Member-only story
The Components of LLMs.
The Immense Potential.
The underlying technology of LLMs is called transformer neural network, simply referred to as a transformer.
Transformers have provided a significant leap in the capabilities of LLMs.
Without them the current generative AI revolution wouldn’t be possible.
Transformers are based on the same encoder-decoder architecture as recurrent and convolutional neural networks. Such a neural architecture aims to discover statistical relationships between tokens of text.
This is done through a combination of embedding techniques. Embeddings are the representations of tokens, such as sentences, paragraphs, or documents, in a high dimensional vector space, where each dimension corresponds to a learned feature or attribute of the language.

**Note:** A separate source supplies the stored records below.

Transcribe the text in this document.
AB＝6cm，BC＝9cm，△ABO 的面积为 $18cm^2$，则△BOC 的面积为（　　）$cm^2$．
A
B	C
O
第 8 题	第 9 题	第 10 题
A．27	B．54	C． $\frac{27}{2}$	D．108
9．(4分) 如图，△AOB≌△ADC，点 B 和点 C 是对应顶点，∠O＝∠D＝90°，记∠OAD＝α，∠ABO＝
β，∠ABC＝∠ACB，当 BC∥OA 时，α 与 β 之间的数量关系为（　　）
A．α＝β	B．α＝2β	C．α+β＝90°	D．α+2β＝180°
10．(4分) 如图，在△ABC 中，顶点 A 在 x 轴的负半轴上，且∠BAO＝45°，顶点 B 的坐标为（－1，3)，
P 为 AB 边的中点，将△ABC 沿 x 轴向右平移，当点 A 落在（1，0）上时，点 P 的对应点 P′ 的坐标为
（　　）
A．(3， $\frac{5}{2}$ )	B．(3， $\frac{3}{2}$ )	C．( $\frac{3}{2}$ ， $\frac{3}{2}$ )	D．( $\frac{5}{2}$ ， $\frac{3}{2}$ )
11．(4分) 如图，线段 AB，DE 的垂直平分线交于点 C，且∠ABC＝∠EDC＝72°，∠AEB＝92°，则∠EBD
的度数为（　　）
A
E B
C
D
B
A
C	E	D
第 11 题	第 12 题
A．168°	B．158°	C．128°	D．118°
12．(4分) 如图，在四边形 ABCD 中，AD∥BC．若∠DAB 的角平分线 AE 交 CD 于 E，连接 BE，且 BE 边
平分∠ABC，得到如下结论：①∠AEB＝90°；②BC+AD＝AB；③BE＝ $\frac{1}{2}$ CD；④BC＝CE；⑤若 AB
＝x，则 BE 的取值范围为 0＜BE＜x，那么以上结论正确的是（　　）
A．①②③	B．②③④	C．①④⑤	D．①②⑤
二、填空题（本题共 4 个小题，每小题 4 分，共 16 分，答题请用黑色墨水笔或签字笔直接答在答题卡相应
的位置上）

The embedding process takes place in the encoder.
Due to the huge size of LLMs, the creation of embedding takes extensive training and considerable resources.
What makes transformers different compared to previous neural networks is that the embedding process is highly parallelizable, enabling more efficient processing.
This is possible thanks to the attention mechanism.
Recurrent and convolutional neural networks make their word predictions based exclusively on previous words.
In this sense, they can be considered unidirectional.
The attention mechanism allows transformers to predict words bidirectionally, that is, based on both the previous and the following words. The goal of the attention layer, which is incorporated in both the encoder and the decoder, is to capture the contextual relationships existing between different words in the input sentence.
Training transformers involves two steps:
Pre Training and Fine Tuning.
In the phase of Pretraining, transformers are trained on large amounts of raw text data.
The Internet is the primary data source.